In short, Aaron Swartz was not the super hacker breathlessly described in the Government’s indictment and forensic reports, and his actions did not pose a real danger to JSTOR, MIT or the public. He was an intelligent young man who found a loophole that would allow him to download a lot of documents quickly. This loophole was created intentionally by MIT and JSTOR, and was codified contractually in the piles of paperwork turned over during discovery.

Given the disclosures by Swartz's expert, Alex Stamos, which are linked at the beginning of this post, it seems that Swartz had a strong argument that he did indeed have "authorization." As Stamos says, at the time of Swartz's downloads, "the JSTOR website allowed an unlimited number of downloads by anybody on MIT’s 18.x Class-A network" and "Aaron did not use parameter tampering, break a CAPTCHA, or do anything more complicated than call a basic command line tool that downloads a file in the same manner as right-clicking and choosing 'Save As' from your favorite browser."
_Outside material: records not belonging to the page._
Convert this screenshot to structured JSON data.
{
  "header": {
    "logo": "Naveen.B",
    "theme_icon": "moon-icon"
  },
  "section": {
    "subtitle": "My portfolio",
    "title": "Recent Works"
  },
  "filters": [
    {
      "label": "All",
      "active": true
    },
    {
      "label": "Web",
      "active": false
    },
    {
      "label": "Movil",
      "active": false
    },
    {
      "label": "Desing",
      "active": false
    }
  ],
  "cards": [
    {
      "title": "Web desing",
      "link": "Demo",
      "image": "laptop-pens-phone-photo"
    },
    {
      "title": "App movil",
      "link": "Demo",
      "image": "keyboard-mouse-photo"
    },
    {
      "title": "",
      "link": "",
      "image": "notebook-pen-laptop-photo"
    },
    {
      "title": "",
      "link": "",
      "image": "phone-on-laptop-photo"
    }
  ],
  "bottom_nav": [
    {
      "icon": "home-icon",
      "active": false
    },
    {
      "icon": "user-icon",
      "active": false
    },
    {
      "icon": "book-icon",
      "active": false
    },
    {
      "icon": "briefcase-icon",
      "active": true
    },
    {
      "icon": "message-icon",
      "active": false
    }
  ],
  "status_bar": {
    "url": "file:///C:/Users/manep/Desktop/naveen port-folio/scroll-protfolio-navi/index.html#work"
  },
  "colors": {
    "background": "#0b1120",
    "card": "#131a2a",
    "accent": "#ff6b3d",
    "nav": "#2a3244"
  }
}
Thus, all Swartz did was write a script to find and download the files. As a factual matter, that may have been "authorization," rendering it lawful everywhere. Even if the script was "exceeding authorization," if the First Circuit had adopted the same rule as the Fourth Circuit and the Ninth Circuit, then Swartz would likely have been not guilty as a matter of law. All of which further shows why this prosecution should not have been brought in the first place; the prosecutor is supposed to exercise their judgment to do justice.

Elliot Peters, Swartz's California-based defense attorney and a former federal prosecutor in Manhattan, told The Associated Press on Sunday that the case "was horribly overblown" because Swartz had "the right" to download from JSTOR, a subscription service used by MIT that offers digitized copies of articles from more than 1,000 academic journals.

Peters said even the company took the stand that the computer crimes section of the U.S. Attorney's Office in Boston had overreached in seeking prison time for Swartz and insisting , two days before his suicide , that he plead guilty to all 13 felony counts. Peters said JSTOR's attorney, Mary Jo White , the former top federal prosecutor in Manhattan , had called Stephen Heymann, the lead Boston prosecutor in the case.

"She asked that they not pursue the case," Peters said.